How can I enforce TLS v1.2 in SoapUI?

Environment:

Applies to all versions of Oracle Field Service (OFS)

Issue:

I cannot make soap requests to OFSC using SoapUI

Use Case Scenario:

OFS environment has been updated to not use SSLv3, TLS v1.0 and TLS v1.1 but my site is behind AKAMAI and these protocols are still enabled on AKAMAI end.

Resolution:

When making soap requests to your desired WSDL, such as: https://api.etadirect.com/soap/inbound/?wsdl, with SoapUI and your side is behind AKAMAI, SoapUI will connect AKAMAI via a lower protocol than TLS v1.2 because AKAMAI still supports those protocols until official deprecation on Feb 16th for OFS test environments and March 11th for OFS production environments.

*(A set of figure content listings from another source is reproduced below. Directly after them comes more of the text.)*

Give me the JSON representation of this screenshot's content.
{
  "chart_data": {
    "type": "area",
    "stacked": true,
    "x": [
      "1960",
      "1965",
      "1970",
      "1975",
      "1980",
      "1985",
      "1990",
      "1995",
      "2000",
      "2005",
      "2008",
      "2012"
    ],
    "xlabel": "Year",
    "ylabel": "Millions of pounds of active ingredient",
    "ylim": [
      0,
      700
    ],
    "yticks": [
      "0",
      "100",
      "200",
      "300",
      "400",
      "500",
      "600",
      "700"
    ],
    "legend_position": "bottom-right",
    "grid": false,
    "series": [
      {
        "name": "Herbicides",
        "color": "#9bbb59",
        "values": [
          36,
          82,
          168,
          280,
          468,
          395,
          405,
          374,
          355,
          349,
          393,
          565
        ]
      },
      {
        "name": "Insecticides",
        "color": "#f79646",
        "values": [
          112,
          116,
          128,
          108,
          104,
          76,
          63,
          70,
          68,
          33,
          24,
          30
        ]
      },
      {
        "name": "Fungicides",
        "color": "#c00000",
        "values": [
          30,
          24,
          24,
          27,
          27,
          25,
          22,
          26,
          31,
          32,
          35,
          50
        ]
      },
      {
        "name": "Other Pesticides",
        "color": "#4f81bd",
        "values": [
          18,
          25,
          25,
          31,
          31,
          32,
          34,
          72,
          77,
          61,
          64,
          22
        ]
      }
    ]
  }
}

Once AKAMAI sends the soap request to OFS via a deprecated protocol, this call fails and errors are returned to the client, such as HTTP Error 403 Access Denied.

To enforce SoapUI to make calls only via TLS v1.2 you need to modify the application configuration as follows:

1. Go to your SoapUI folder, usually located in C:\Program Files\SmartBear\SoapUI

2. Open folder "bin"

3. Open file "SoapUI-{version}.vmoptions" in a text editor, such as Notepad. Note that {version} is your version of SoapUI and could be 5.1.2, 5.2.1, etc.

4. Add this as a new line in the document: -Dsoapui.https.protocols=TLSv1.2

5. Save the file. Note that you may need administrator rights to save the file in this location

Once performed, open SoapUI and test connectivity.